Sponsored Link •
In this third installment of Bill Venners' interview with Ken Arnold, the discussion centers around designing distributed systems, including the importance of designing for failure, avoiding the "hell" of state, and choosing recovery strategies.
Ken Arnold has done a lot of design in his day. While at Sun Microsystems, Arnold was one of the original architects of Jini technology and was the original lead architect of JavaSpaces. Prior to joining Sun, Arnold participated in the original Hewlett-Packard architectural team that designed CORBA. While at UC Berkeley, he created the Curses library for terminal-independent screen-oriented programs. In Part I of this interview, which is being published in six weekly installments, Arnold explains why there's no such thing as a perfect design, suggests questions you should ask yourself when you design, and proposes the radical notion that programmers are people. In Part II, Arnold discusses the role of taste and arrogance in design, the value of other people's problems, and the virtue of simplicity. In this third installment, Arnold discusses the concerns of distributed systems design, including the need to expect failure, avoid state, and plan for recovery.
Bill Venners: What is important to keep in mind when you are designing a distributed system?
Ken Arnold: We should start off with some notion of what we mean by distributed system. A distributed system, in the sense in which I take any interest, means a system in which the failure of an unknown computer can screw you.
Failure is not such an important factor for some multicomponent distributed systems. Those systems are tightly controlled; nobody ever adds anything unexpectedly; they are designed so that all components go up and down at the same time. You can create systems like that, but those systems are relatively uninteresting. They are also quite rare.
Failure is the defining difference between distributed and local programming, so you have to design distributed systems with the expectation of failure. Imagine asking people, "If the probability of something happening is one in ten to the thirteenth, how often would it happen?" Your natural human sense would be to answer, "Never." That is an infinitely large number in human terms. But if you ask a physicist, she would say, "All the time. In a cubic foot of air, those things happen all the time." When you design distributed systems, you have to say, "Failure happens all the time." So when you design, you design for failure. It is your number one concern.

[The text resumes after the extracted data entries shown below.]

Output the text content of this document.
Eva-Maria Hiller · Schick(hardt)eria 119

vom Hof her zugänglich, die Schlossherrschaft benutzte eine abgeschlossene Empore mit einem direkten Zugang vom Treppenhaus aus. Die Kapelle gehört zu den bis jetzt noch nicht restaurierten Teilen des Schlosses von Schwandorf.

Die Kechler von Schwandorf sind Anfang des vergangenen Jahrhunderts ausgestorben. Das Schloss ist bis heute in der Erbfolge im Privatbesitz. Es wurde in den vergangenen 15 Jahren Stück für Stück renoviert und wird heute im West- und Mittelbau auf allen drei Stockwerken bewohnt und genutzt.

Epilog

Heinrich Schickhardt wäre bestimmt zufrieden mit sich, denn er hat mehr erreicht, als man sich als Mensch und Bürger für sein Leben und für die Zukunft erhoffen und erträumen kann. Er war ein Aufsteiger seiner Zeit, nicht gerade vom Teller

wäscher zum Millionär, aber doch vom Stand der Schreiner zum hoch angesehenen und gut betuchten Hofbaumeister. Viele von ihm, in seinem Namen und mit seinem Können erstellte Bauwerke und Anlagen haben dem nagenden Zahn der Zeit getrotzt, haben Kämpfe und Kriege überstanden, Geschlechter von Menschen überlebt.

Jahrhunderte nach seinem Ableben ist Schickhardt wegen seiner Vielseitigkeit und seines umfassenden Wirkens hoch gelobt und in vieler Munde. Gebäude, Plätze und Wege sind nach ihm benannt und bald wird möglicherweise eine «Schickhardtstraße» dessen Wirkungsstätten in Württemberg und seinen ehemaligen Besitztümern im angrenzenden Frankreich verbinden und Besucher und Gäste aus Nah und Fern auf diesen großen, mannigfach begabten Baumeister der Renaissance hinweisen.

Yes, you have to get done what you have to get done, but you have to do it in the context of failure. One reason it is easier to write systems with Jini and RMI (remote method invocation) is because they've taken the notion of failure so seriously. We gave up on the idea of local/remote transparency. It's a nice thought, but so is instantaneous faster-than-light travel. It is demonstrably true that at least so far transparency is not possible.
What does designing for failure mean? One classic problem is partial failure. If I send a message to you and then a network failure occurs, there are two possible outcomes. One is that the message got to you, and then the network broke, and I just couldn't get the response. The other is the message never got to you because the network broke before it arrived. So if I never receive a response, how do I know which of those two results happened? I cannot determine that without eventually finding you. The network has to be repaired or you have to come up, because maybe what happened was not a network failure but you died.
Now this is not a question you ask in local programming. You invoke a method and an object. You don't ask, "Did it get there?" The question doesn't make any sense. But it is the question of distributed computing.
So considering the fact that I can invoke a method on you and not know if it arrives, how does that change how I design things? For one thing, it puts a multiplier on the value of simplicity. The more things I can do with you, the more things I have to think about recovering from. That also means the conceptual cost of having more functionality has a big multiplier. In my nightmares, I'll tell you it's exponential, and not merely a multiplier. Because now I have to ask, "What is the recovery strategy for everything on which I interact with you?" That also implies that you want a limited number of possible recovery strategies.